CRiSP/crtags Optimisation | Saturday, 08 November 2014 |
The initial implementation is getting on for nearly 20y old. The goal originally was to provide the "ctags" facility of vi, but better. Machines of the day were looking like 4-16MB of RAM rather than 4-16GB of RAM which is common today, so effort was made to optimise space usage. The crtags file format is a series of sections of files and items which are tagged. It has been optimised - right from the beginning, to avoid optimise space usage, and avoid bad paging behavior. (Now, a distant artifact ! Systems rarely page or are memory constrained). This attempt to optimise memory goes back to the 1MB machines that CRiSP was originally built on. These optimisations are no longer necessary - but removing them would only offer a small change in performance.
crtags is designed to work with reasonably sized projects and directories. It takes a few seconds to scan the nearly 8000 files in the CRiSP source tree, and I regularly use it on the Linux kernel. The 3.16.1 kernel has 47426 files in it. Scanning that takes a little while. I have benchmarked this over the years.
Recently I did some more work to look at the performance and optimisation facilities in crtags. I collected a series of Linux kernels - so I would have a good/large test case - about 500MB of source files, 67356 files in all. On my i7 laptop (crtags is single threaded), it was taking about 2m20s to scan the files. On investigating the performance, I could see that we had an O(n^2) algorithm on filename matching. This is silly, given the complexity of the language parsers - that the mere filenames were using a lot of the CPU.
I modified the code to put in a hash table for filename matching, and this gave a huge win - down to about 23s for scanning the same files - about a 7x improvement in speed.
In looking at crtags, most of the processing is a constant per file - and each file is handled, one after the other. This opens up a huge win by multithreading the code. Potentially an Nx speedup, on an N cpu system. The code is difficult to convert to multithreading - it would require a lot of edits and refactoring, to ensure each thread is avoiding global state - a common reason why converting a non-threaded application to multithreaded is so difficult.
Its depressing how little attention the C standards bodies and compiler writers have, for converting non-threaded code to threaded. Really, there are a set of transformations (refactoring) and one would think that tools could help identify the major areas at issue (use of global variables, and use of "static" variables). I may create a refactoring macro in CRiSP to handle this.

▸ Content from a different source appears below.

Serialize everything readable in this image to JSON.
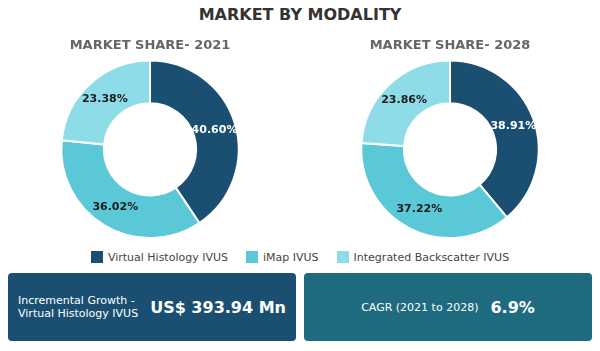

On Unix, using a fork/join model of operation, one can create the equivalent of a multithreaded code, by use of fork() and wait() system calls. For example, divide all the files to be processed up, into separate groups, processed by individual CPUs. Then the issue of global state and locking disappears - at the expensive of more work on the "join" or merge at the end of processing.
I have modified crtags to use this fork/join model (it is a command line option, and not enabled by default), and reran my test. The above test went from 23s to 4s by using "crtags -j 8" - using the 4 real and 4 hyperthread cpu's on my i7. About a 6x performance increase. (The final code will be slower due to the lack of a merge).
So we went from 2m20s to 4s - a 35x speed up, with just a handful of lines of code.
The depressing thing about Windows (and this is late 2014) is that it still does not support fork(). It does support threads. So the above code will have no effect on Windows, and real threading will have to be implemented or an alternate way of achieving the same result.
I do fail to understand why Windows cant implement fork() - from the user space point of view, there is almost nothing to implement. From the kernel point of view, its not a huge amount of code. Granted, Windows processes may carry more state and forking may be more expensive if Windows could do it, but that would be such a big benefit when writing portable code or porting code to Windows. Oh well. (Cygwin supports fork(), and it is hugely expensive in operation, since it relies on software to copy huge blocks of memory around, rather than relying on the CPU's MMU to do copy-on-write (COW) operation - the key to why fork() is so efficient on Unixes).
Having said that, fork() on Linux is not brillliantly fast. Despite processors being so much faster than years of old - fork() seems to be getting slower, possibly related to the need for all CPUs to synchronise MMU and other state, rather than fork() itself getting more complicated.
To end users of CRiSP, they may see the initial performance optimisation, but unless they are working on extremely huge projects, they may hardly ever notice the change put in place. Also note, that in CRiSP, one rarely tags an entire project - CRiSP does incremental updates to the tag database, as you are editing/saving files.